In a recent, much noted article, more than 100 prominent oncologists complained that the high cost of new cancer drugs — in excess of $100,000 per treatment — makes them unaffordable for patients. They suggest the imposition of “fair” prices.
But are high prices truly a problem for patients? Physicians’ overuse of treatments that have small marginal benefit and high financial, physical and psychological costs is far more troublesome.
The oncologists claim that with insurance out-of-pocket expenses running 20 percent to 30 percent of cost, a cancer patient could be responsible for $25,000 to $30,000. But most insurances have far lower maximum out-of-pocket expense limits: Affordable Care Act exchange insurance policies set maximum out-of-pocket limits at $6,600 for individuals and $13,200 for families; Medicare’s Part D Catastrophic Coverage Threshold is $4,700 after which patients pay a maximum of 5 percent of drug costs; many large group employer plans have similar limits.
In addition, most drug companies have assistance programs for patients who cannot afford their drugs. Finally, most insurers and hospitals negotiate substantial discounts from list prices. Drugs are not the greatest financial risk to cancer patients — drugs are only a small percentage of the high costs of cancer care.
The oncologists concede that drug companies are entitled to a “reasonable expectation of return on investment” and “reasonable profits.” But drug development is expensive and unpredictable. It’s hard to forecast which drugs will be successfully developed and FDA approved and harder still to know which approved drugs will be clinically and financially successful.
The average cost to market for a new drug is $2.6 billion, comprising out-of-pocket costs including expenditures on failed projects (only one in 10 drugs reaches the market) and opportunity costs (the value of foregone earnings from alternative investments).
Oncology drug development often costs more. Approved drugs with marginal benefits and limited market success are just as risky and expensive to develop as breakthrough drugs. To continue new product development companies must cover the R&D and opportunity costs of many failures and few successes.
Oncologists are no better arbiters of what is “reasonable” profit or return on investment than anyone else. Their expertise is in prescribing treatments that will be of value to their patients. Yet it is precisely in this area that they have been deficient.
A 2012 American Society of Clinical Oncology (ASCO) panel identified widespread chemotherapy use among patients for whom there was no evidence of clinical value. Despite the lack of evidence supporting the practice and ASCO recommendations against it, chemotherapy is widely used in advanced cancer patients with poor performance status.
While ASCO does recommend treating terminal patients who have good performance status, a new JAMA Oncology study casts doubt on this chemotherapy since it did not improve survival and worsened patients’ quality of life.
Not all new, expensive cancer treatments are worthless. Imatinib (Gleevec) — costing $30,000-$100,000 per year for life — improved Chronic Myelogenous Leukemia five-year survival from 31 percent to 90 percent. But most therapies for solid cancers are far less effective. New cancer drugs are routinely approved that offer statistically significant, but clinically unimportant, improvements.
Cetuximab (Erbitux) was touted at ASCO’s 2008 meeting for improving lung cancer treatment. The survival advantage was only 1.2 months and was accompanied by high rates of side effects. Likewise, the FDA approved Erlotinib (Tarceva) to treat pancreatic cancer on the basis of a 0.4 month (12 days) improvement in survival with increased rates of severe rash and diarrhea.
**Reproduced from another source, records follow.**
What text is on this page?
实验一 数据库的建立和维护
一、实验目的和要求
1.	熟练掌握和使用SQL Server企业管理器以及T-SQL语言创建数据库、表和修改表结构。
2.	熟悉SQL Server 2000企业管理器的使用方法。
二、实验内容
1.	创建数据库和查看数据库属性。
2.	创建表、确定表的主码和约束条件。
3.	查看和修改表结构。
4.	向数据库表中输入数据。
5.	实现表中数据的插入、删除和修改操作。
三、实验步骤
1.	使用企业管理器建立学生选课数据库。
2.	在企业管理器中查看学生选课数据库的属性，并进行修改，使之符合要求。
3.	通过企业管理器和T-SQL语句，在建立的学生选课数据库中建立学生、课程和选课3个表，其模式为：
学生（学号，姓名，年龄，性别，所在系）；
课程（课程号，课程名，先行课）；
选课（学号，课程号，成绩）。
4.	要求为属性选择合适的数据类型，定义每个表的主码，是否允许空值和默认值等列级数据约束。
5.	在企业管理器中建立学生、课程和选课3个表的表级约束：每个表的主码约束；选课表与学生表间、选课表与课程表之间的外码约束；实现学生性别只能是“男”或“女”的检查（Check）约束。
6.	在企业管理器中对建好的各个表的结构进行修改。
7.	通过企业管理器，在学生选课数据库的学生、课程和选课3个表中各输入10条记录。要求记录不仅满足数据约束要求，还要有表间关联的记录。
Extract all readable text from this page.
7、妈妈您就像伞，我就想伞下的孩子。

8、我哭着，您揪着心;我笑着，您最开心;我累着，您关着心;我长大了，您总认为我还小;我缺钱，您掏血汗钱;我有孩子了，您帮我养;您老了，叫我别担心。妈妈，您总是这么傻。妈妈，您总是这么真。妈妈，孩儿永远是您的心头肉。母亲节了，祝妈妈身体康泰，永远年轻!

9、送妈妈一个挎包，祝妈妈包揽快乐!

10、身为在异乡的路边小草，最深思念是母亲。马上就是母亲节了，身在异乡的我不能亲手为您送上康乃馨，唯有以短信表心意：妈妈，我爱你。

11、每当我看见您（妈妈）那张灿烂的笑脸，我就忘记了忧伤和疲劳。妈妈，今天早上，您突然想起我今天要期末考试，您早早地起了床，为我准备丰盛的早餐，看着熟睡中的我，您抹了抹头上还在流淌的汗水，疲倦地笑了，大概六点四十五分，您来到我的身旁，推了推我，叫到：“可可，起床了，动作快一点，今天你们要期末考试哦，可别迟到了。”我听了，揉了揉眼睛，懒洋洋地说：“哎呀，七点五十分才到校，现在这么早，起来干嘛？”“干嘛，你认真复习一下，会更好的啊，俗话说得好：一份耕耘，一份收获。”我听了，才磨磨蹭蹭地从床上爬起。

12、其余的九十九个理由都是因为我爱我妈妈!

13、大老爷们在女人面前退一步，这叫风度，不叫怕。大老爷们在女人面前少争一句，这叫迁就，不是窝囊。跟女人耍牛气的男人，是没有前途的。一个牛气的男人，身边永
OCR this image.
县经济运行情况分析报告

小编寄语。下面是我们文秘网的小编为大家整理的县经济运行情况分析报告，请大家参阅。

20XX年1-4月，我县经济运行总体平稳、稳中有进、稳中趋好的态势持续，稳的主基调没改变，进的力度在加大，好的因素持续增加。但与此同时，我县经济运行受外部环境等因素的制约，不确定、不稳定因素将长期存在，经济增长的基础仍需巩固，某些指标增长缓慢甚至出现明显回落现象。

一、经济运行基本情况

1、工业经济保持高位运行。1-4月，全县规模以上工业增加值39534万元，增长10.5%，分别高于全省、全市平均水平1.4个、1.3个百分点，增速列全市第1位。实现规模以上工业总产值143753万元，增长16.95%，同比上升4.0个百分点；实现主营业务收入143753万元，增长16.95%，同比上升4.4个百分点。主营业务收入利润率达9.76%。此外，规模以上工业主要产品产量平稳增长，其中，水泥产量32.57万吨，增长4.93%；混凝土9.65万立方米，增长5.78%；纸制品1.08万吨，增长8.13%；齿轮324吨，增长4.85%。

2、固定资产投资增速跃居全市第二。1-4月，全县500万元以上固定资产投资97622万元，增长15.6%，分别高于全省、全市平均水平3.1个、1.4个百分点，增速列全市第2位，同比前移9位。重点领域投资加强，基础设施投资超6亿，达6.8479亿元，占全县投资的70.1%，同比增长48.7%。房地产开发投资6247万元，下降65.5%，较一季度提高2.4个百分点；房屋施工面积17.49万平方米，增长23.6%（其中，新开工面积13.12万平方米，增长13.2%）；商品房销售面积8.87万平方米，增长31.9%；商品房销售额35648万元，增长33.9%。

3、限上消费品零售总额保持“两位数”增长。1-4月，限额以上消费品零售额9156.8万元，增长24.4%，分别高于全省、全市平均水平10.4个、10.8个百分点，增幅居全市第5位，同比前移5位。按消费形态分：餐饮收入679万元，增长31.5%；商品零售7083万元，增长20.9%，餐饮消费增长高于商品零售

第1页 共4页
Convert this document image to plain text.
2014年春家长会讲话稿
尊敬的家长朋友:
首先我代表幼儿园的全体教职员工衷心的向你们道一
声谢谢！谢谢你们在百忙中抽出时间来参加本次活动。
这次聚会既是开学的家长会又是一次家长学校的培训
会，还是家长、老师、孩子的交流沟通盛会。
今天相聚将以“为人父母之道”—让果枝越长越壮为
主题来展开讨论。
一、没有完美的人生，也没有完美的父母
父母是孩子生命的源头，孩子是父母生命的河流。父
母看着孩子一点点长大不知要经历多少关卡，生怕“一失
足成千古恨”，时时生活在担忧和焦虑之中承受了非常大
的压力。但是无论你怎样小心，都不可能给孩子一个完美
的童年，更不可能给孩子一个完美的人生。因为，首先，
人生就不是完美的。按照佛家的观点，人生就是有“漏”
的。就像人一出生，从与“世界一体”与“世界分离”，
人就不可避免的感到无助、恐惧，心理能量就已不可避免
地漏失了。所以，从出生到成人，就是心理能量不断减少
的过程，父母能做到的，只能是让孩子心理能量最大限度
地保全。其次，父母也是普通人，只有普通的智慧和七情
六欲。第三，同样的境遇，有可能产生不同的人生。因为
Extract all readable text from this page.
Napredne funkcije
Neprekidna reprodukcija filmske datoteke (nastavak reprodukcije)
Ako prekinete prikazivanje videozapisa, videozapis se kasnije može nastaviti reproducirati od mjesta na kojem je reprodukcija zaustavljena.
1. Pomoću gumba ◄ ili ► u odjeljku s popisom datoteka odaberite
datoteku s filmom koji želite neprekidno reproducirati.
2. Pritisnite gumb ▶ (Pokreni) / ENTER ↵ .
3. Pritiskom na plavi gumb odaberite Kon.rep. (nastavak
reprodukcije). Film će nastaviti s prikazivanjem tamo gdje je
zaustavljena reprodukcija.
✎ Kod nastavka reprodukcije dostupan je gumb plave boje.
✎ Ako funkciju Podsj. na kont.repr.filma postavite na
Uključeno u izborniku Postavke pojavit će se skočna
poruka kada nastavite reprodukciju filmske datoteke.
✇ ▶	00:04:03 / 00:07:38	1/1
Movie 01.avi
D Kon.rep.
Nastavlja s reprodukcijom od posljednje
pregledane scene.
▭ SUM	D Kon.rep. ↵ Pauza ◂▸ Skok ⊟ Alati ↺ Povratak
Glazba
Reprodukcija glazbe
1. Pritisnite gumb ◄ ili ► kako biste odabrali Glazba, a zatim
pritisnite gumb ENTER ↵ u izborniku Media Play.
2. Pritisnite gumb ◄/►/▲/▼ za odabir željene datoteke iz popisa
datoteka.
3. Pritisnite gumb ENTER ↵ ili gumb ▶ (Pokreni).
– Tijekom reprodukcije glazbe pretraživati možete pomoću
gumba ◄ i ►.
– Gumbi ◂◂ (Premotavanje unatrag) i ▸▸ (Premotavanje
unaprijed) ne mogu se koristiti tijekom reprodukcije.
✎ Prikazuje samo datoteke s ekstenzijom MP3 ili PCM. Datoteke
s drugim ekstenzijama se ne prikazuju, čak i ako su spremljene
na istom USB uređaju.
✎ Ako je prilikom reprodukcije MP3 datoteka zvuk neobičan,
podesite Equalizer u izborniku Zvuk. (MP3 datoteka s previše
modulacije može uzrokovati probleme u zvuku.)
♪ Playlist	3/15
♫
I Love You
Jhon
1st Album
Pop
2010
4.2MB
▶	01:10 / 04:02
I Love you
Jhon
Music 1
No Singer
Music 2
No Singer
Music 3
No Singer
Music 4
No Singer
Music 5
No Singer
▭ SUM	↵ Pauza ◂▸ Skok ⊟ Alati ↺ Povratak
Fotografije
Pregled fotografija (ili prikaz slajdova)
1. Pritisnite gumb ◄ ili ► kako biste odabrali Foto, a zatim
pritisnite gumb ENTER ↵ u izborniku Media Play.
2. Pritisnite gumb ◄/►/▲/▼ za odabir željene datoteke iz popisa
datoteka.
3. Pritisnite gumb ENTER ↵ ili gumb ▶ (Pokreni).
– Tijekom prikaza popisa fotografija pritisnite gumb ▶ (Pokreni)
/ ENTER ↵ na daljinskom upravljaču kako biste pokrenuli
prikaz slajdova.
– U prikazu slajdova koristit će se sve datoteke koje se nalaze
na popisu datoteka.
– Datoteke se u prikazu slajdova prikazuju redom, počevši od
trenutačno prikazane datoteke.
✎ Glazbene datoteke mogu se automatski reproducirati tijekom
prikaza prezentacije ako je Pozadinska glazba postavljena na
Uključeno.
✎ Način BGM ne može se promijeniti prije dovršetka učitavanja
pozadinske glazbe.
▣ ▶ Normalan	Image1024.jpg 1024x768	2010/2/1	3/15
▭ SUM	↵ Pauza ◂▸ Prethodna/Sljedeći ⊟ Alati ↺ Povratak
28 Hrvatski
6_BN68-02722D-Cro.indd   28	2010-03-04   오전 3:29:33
There is no reason, outside of a research study, that oncologists should offer successive rounds of minimally-effective treatments, but they routinely do. Physicians understandably feel an emotional imperative to “do something” when dealing with desperate cancer patients. But that “something” should provide a favorable risk/benefit relationship and not mislead anxious patients. Nothing forces an oncologist to prescribe expensive, ineffective medications with multiple side effects when a cheaper, equally (in)effective medicine, or no treatment at all, will do.
If oncologists limited their prescription of high-cost, low-value, drugs, prices would decline to stimulate sales and would more accurately reflect the drugs’ value to patients. When Memorial Sloan Kettering Cancer Center announced it would not use Aflibercept (Zaltrap) because it was twice as expensive as, and no more effective than alternative (minimally-effective) medicines, the manufacturer, Sanofi, citing “market resistance,” cut the price in half.
No one wants to pay high drug prices. Measures to ameliorate escalating development costs are needed. Meanwhile, oncologists can best serve their patients by limiting the use of expensive treatments that offer little more than side effects and false hopes.